To achieve this, I’ve set up a Do More goal, with a value which (roughly translates) to ‘number of days I care about being ready on time’.

Then I’ve set up a DO button recipe on IFTTT (though this would work with say GPS tracking on IFTTT if you didn’t work from home like I do!). The value I send is:

SUM[SUM[8,-TOD[{OccurredAt}]],1]

where “8” is the time of day I am aiming to push the button on.

This has a few nice features - pressing it early adds to my buffer, pressing it late erodes the buffer, so I can make up for lost time by getting up earlier the next day.

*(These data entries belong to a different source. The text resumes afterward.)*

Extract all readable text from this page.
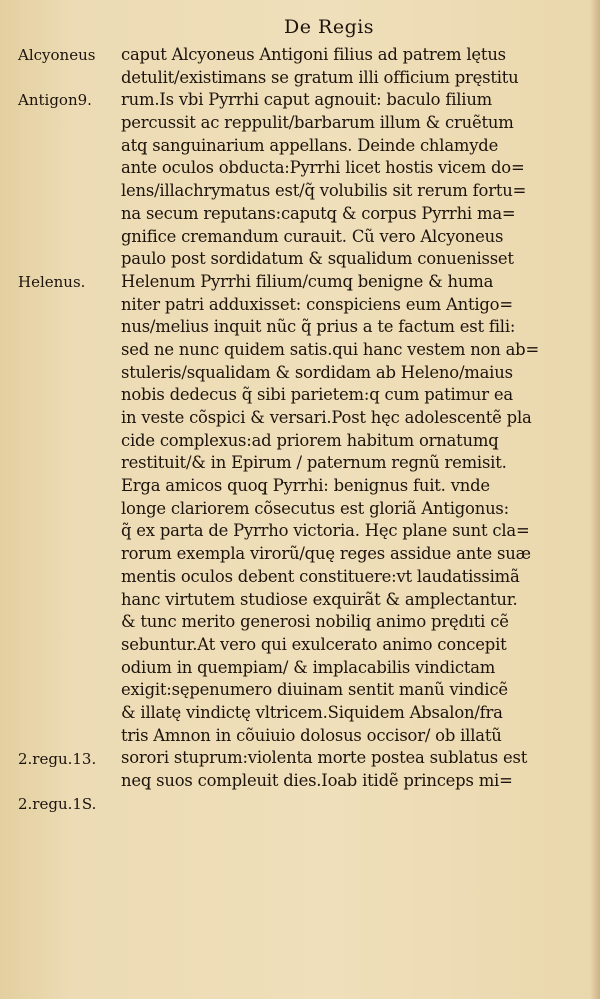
De Regis
caput Alcyoneus Antigoni filius ad patrem lętus
detulit/existimans se gratum illi officium pręstitu
rum.Is vbi Pyrrhi caput agnouit: baculo filium
percussit ac reppulit/barbarum illum & cruẽtum
atq̧ sanguinarium appellans. Deinde chlamyde
ante oculos obducta:Pyrrhi licet hostis vicem do=
lens/illachrymatus est/q̃ volubilis sit rerum fortu=
na secum reputans:caputq̧ & corpus Pyrrhi ma=
gnifice cremandum curauit. Cũ vero Alcyoneus
paulo post sordidatum & squalidum conuenisset
Helenum Pyrrhi filium/cumq̧ benigne & huma
niter patri adduxisset: conspiciens eum Antigo=
nus/melius inquit nũc q̃ prius a te factum est fili:
sed ne nunc quidem satis.qui hanc vestem non ab=
stuleris/squalidam & sordidam ab Heleno/maius
nobis dedecus q̃ sibi parietem:q cum patimur ea
in veste cõspici & versari.Post hęc adolescentẽ pla
cide complexus:ad priorem habitum ornatumq̧
restituit/& in Epirum / paternum regnũ remisit.
Erga amicos quoq̧ Pyrrhi: benignus fuit. vnde
longe clariorem cõsecutus est gloriã Antigonus:
q̃ ex parta de Pyrrho victoria. Hęc plane sunt cla=
rorum exempla virorũ/quę reges assidue ante suæ
mentis oculos debent constituere:vt laudatissimã
hanc virtutem studiose exquirãt & amplectantur.
& tunc merito generosi nobiliq̧ animo prędıti cẽ
sebuntur.At vero qui exulcerato animo concepit
odium in quempiam/ & implacabilis vindictam
exigit:sępenumero diuinam sentit manũ vindicẽ
& illatę vindictę vltricem.Siquidem Absalon/fra
tris Amnon in cõuiuio dolosus occisor/ ob illatũ
sorori stuprum:violenta morte postea sublatus est
neq̧ suos compleuit dies.Ioab itidẽ princeps mi=
Alcyoneus
Antigon9.
Helenus.
2.regu.13.
2.regu.1S.
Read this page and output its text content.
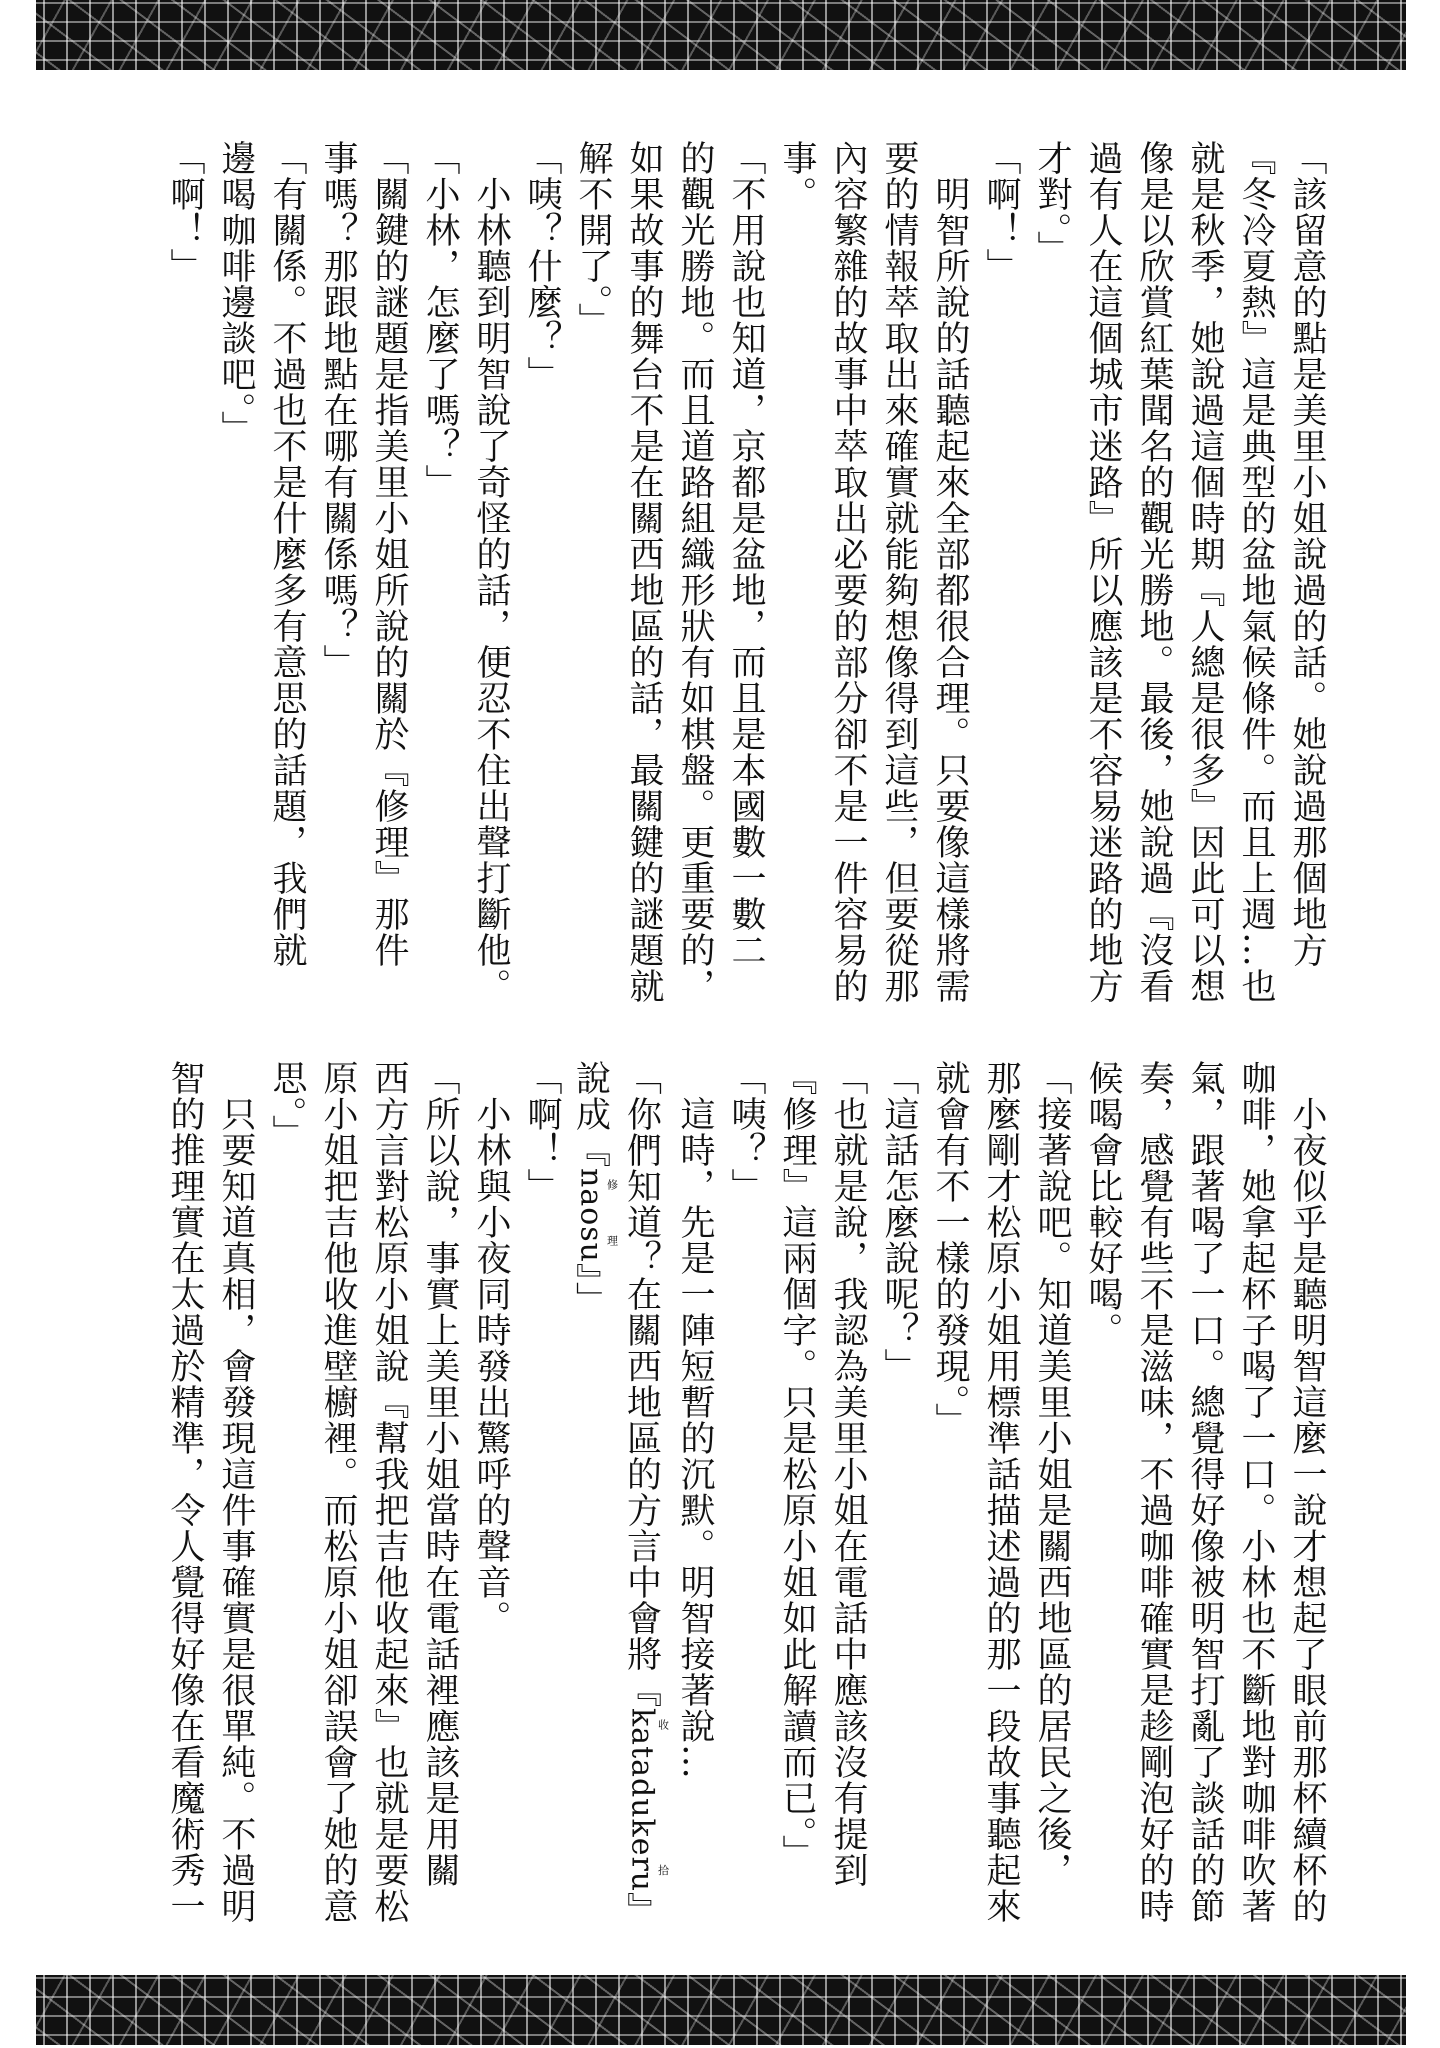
「該留意的點是美里小姐說過的話。她說過那個地方
『冬冷夏熱』這是典型的盆地氣候條件。而且上週…也
就是秋季，她說過這個時期『人總是很多』因此可以想
像是以欣賞紅葉聞名的觀光勝地。最後，她說過『沒看
過有人在這個城市迷路』所以應該是不容易迷路的地方
才對。」
「啊！」
　明智所說的話聽起來全部都很合理。只要像這樣將需
要的情報萃取出來確實就能夠想像得到這些，但要從那
內容繁雜的故事中萃取出必要的部分卻不是一件容易的
事。
「不用說也知道，京都是盆地，而且是本國數一數二
的觀光勝地。而且道路組織形狀有如棋盤。更重要的，
如果故事的舞台不是在關西地區的話，最關鍵的謎題就
解不開了。」
「咦？什麼？」
　小林聽到明智說了奇怪的話，便忍不住出聲打斷他。
「小林，怎麼了嗎？」
「關鍵的謎題是指美里小姐所說的關於『修理』那件
事嗎？那跟地點在哪有關係嗎？」
「有關係。不過也不是什麼多有意思的話題，我們就
邊喝咖啡邊談吧。」
「啊！」
　小夜似乎是聽明智這麼一說才想起了眼前那杯續杯的
咖啡，她拿起杯子喝了一口。小林也不斷地對咖啡吹著
氣，跟著喝了一口。總覺得好像被明智打亂了談話的節
奏，感覺有些不是滋味，不過咖啡確實是趁剛泡好的時
候喝會比較好喝。
「接著說吧。知道美里小姐是關西地區的居民之後，
那麼剛才松原小姐用標準話描述過的那一段故事聽起來
就會有不一樣的發現。」
「這話怎麼說呢？」
「也就是說，我認為美里小姐在電話中應該沒有提到
『修理』這兩個字。只是松原小姐如此解讀而已。」
「咦？」
　這時，先是一陣短暫的沉默。明智接著說…
「你們知道？在關西地區的方言中會將『katadukeru收拾』
說成『naosu修理』」
「啊！」
　小林與小夜同時發出驚呼的聲音。
「所以說，事實上美里小姐當時在電話裡應該是用關
西方言對松原小姐說『幫我把吉他收起來』也就是要松
原小姐把吉他收進壁櫥裡。而松原小姐卻誤會了她的意
思。」
　只要知道真相，會發現這件事確實是很單純。不過明
智的推理實在太過於精準，令人覺得好像在看魔術秀一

On average I have to press it exactly at “8” (or whatever value is in the formula) on exactly the number of days specified in the YBR slope value.

One downside is that I’m not punished by not pressing at all, but that’s arguably a feature. With a gentle slope I have a weak-weasel option of putting it off till the next day, but if my slope was 5 then I’m forced into pressing it at least once a day as early as possible. The punishment for action is still harsher than the punishment for not acting, but I’m happy with this tradeoff for now.

Only other downside is storing the desired time of day in the IFTTT formula and not pulling it from beeminder, I like to have all my variables neatly in one place for adjustment, but that’s just nitpicky.

Hope this helps anyone else looking for a similar system.